Welcome to BigCrayon.org

Where Broken Crayons Still Color

Private Foundation 501(c)(3) EIN 85-0681517 Guidestar


Mission: Helping Traumatic Brain Injury patients suffering from with Post Concussion Syndrome to write their own Chronically Capable comeback story.

  • Promotes early detection and treatment of Traumatic Brain Injury - TBI with Post Concussion Syndrome - PCS.
  •  Provides the latest in brain exercise with mobile device cognitive games, and caregiver support groups.
  •  Practices simple daily routines to build the confidence each day toward a new normal.
  •  Safety Nets of hope for patients, friends, and family members that may have never receive any mental wellness counseling after suffering a brain injury to help cope with the invisible injury and new normal.
  •  Encourages with Work Without Boundaries for remote disability inclusion in the modern workplace.  
  •  Inspires for survivors to just keep fighting for their new normal and writing personal achievements.
  •  Military Style Buddy Checks for positive reinforcement to achieve that next milestone.

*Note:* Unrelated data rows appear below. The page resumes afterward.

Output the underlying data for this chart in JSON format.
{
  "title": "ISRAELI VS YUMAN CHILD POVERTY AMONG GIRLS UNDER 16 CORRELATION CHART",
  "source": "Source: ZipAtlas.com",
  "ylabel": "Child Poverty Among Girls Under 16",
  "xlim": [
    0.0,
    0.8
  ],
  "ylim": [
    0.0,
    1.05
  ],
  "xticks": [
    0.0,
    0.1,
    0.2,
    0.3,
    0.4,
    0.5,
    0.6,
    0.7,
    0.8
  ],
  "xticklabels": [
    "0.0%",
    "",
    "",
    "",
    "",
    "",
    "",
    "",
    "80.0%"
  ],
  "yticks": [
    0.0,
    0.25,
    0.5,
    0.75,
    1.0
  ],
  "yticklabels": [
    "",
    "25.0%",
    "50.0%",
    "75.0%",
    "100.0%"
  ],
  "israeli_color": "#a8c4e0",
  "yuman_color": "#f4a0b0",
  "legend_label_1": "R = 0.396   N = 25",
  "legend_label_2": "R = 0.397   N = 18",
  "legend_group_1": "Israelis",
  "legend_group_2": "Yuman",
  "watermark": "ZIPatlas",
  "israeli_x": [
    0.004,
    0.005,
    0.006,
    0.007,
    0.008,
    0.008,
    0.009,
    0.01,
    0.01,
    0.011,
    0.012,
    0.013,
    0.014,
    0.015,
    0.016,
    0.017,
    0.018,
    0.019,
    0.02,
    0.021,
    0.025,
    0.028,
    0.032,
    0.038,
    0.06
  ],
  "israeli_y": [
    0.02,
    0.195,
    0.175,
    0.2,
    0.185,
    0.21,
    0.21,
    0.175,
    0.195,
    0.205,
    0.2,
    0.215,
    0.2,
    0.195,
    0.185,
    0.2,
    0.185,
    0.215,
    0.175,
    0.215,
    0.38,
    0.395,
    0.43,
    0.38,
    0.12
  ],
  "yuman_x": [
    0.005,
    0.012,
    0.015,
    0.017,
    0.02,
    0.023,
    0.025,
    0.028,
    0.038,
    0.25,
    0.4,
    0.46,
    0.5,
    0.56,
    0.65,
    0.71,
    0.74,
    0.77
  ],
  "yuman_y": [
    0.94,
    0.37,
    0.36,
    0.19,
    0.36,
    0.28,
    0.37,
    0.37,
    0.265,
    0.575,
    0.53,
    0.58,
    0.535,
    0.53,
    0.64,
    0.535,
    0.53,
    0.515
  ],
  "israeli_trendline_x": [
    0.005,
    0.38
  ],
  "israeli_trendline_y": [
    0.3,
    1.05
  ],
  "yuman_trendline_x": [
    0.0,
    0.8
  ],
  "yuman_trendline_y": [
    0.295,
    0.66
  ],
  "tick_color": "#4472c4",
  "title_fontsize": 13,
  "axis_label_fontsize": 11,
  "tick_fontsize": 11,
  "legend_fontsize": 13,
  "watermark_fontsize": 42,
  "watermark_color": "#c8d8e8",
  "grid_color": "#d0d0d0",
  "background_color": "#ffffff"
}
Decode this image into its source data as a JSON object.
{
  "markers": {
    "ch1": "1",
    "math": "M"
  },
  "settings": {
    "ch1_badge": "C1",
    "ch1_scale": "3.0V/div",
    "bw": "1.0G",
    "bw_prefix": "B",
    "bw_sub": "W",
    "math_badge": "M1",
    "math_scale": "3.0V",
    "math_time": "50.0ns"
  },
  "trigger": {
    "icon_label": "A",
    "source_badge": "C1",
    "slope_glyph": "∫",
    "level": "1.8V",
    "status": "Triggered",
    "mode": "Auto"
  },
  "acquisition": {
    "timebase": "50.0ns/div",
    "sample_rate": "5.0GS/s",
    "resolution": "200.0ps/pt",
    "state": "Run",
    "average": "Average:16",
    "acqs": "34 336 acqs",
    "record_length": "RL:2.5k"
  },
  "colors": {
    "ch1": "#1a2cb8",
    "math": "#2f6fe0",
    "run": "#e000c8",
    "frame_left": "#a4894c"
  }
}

Invisible signs of brain injury

Memory and concentration problems, fatigue, insomnia, chronic pain, depression, or anxiety.

Research shows that having just a scar on the head can help a person with a brain injury feel validated and better understood. 


Your loved ones may look normal, but shrugging off the invisible signs of brain injury is belittling them personally.


Consider this...

The patient's memory and cognitive problems can be much more disabling than a limp.


Traumatic Brain Injury

Disabilities arising from cognitive, emotional, sensory, and motor impairments are not readily apparent to the public–unlike a broken leg, for example–is why TBI is referred to as the invisible epidemic. 

For the estimated 5.3 million Americans who live with a TBI-related disability, the financial cost is only part of the burden. The long-term impairments and disabilities associated with TBI are grave, and the full human cost is incalculable. 

Brain Injuries

There are several different types and grades of TBI:

  • Mild concussion (mTBI): Concussions are the most common type of TBI. Three out of 4 TBIs every year are concussions. These mTBIs can include brief alterations of consciousness such as feeling “dazed” or loss of consciousness for less than 30 minutes. People who have an mTBI can experience confusion for about one day, which is different from difficulties with attention or memory.

  • Moderate TBI: this type of head injury is associated with loss of consciousness for over 30 minutes but less than one day. Confusion can last for up to one week.

  • Severe TBI: individuals with this type of head injury lose consciousness for over one full day. These injuries are typically associated with changes on head CT or brain MRI.

  • Uncomplicated TBI: Head CT/brain MRI are normal, regardless of mild, moderate or severe grade.

  • Complicated TBI: Head CT or brain MRI show changes, such as bleeding.

  • Closed: Most TBIs are closed. A closed TBI means an outside force causes a blow or jolt to the head that did not penetrate the skull. This impact injures the brain, causing it to swell.

  • Open: Healthcare providers may call open TBI a penetrating TBI. This injury occurs when a bullet, knife or something else goes through the skull. If the object goes into the brain, it directly damages brain tissue.

  • Nontraumatic: Also known as a hypoxic/anoxic brain injury. Some TBIs aren’t from trauma. They can result from strokes, seizures and events like choking and near-fatal drownings. These incidents can deprive the brain of oxygen (cerebral hypoxia).

Miracles Happen

Get your copy of Scotty's book on Amazon or on Audible.  It's a good short read for today's managers with remote teams. 


Also Christian Dillstrom of Top Person Digital Magazine is helping share the book about our founder after his car accident in 2015 changed his life forever.  Get your copy of the AWE book today at Amazon. 

Medical Disclaimer

This website and it’s content is general information and education that may or may not be right for everyone. It should not be considered as a replacement for medical advice from a licensed health care practitioner trained in brain injury recovery.

You are encouraged to make your own health care decisions based upon your research and in partnership with a qualified health care professional.

I am a brain injury survivor who offers support based on my own unique story and experience. 

My advice isn’t something that has just been read in a book, it’s based on what really had for the best results for me. 

I’m not a licensed mental or physical therapist, but I have real insights to what worked for me on the struggles a brain injury can cause for survivors and their families. 

I’m always take a client-first approach and if I believe someone would benefit from speaking to a licensed Neuro-psychologist as your primary course first.